Поэтому для уподобления приходится брать в их защиту и объединять между собой многие черточки наподобие того, как художники рисуют козлоподобных оленей и так далее, смешивая различные черты. Так вот, представь себе такого человека, оказавшегося кормчим одного или нескольких кораблей. Кормчий и ростом, и силой превосходит на корабле всех, но он глуховат, а также близорук и мало смыслит в мореходстве, а среди моряков идет распря из-за управления кораблем: каждый считает, что именно он должен править, хотя никогда не учился этому искусству, не может указать своего учителя и в какое время он обучался.
Вдобавок они заявляют, что учиться этому нечего, и готовы разорвать на части того, кто скажет, что надо. Они осаждают кормчего просьбами и всячески добиваются, чтобы он передал им кормило. Иные его совсем не слушают, кое-кто — отчасти, и тогда те начинают убивать этих и бросать их за борт.

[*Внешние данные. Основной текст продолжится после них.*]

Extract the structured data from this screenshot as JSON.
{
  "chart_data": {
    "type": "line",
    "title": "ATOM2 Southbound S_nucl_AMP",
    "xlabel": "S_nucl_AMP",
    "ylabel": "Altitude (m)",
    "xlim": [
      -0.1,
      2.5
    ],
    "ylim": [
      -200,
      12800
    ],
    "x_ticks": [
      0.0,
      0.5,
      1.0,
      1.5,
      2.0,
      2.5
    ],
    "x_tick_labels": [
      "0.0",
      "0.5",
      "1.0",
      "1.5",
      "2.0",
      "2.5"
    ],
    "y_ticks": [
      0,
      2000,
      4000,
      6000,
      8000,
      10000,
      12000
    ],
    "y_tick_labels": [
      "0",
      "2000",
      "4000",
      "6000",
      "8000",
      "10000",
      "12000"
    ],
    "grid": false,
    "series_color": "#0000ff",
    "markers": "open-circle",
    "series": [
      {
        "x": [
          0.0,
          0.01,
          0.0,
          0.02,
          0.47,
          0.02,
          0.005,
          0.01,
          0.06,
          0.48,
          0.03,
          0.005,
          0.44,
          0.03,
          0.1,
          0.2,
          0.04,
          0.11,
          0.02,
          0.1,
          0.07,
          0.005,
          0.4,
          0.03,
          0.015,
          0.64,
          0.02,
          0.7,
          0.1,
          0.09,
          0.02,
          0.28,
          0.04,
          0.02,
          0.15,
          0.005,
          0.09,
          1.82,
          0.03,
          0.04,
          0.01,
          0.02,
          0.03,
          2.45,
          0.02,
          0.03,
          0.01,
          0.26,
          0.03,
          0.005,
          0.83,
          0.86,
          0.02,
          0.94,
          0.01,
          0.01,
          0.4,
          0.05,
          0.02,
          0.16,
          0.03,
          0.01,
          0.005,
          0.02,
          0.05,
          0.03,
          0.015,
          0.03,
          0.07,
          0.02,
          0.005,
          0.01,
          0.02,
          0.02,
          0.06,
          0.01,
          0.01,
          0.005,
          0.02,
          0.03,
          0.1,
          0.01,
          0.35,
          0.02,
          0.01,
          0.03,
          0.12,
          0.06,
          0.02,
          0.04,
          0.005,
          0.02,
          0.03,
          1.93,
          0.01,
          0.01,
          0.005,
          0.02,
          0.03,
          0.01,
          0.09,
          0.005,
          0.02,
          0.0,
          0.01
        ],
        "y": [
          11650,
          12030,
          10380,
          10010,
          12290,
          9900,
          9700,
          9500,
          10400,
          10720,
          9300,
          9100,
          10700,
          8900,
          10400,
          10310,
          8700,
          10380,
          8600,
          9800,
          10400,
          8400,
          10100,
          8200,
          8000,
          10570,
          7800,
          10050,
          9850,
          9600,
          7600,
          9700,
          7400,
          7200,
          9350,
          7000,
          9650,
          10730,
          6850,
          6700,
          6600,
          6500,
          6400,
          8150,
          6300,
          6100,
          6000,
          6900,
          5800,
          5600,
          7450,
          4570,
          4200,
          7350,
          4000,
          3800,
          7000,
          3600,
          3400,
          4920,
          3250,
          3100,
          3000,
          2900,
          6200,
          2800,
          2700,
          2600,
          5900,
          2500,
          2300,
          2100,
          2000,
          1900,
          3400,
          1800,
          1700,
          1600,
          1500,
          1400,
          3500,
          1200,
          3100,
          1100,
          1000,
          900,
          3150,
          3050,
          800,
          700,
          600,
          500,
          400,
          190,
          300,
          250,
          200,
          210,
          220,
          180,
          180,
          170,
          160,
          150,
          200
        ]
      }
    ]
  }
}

Одолев благородного кормчего с помощью мандрагоры, вина или какого-либо иного средства, они захватывают власть на корабле, начинают распоряжаться всем, что на нем есть, бражничают, пируют и, разумеется, направляют ход корабля именно так, как естественно для подобных людей.
Вдобавок они восхваляют и называют знающим моряком, кормчим, сведущим в кораблевождении того, кто способен захватить власть силой или же уговорив кормчего, а кто не таков, того они бранят, считая его никчемным. Они понятия не имеют о подлинном кормчем, который должен учитывать времена года, небо, звезды, ветры — все, что причастно его искусству, если он действительно намерен осуществлять управление кораблем независимо от того, соответствует ли это чьим-либо желаниям или нет.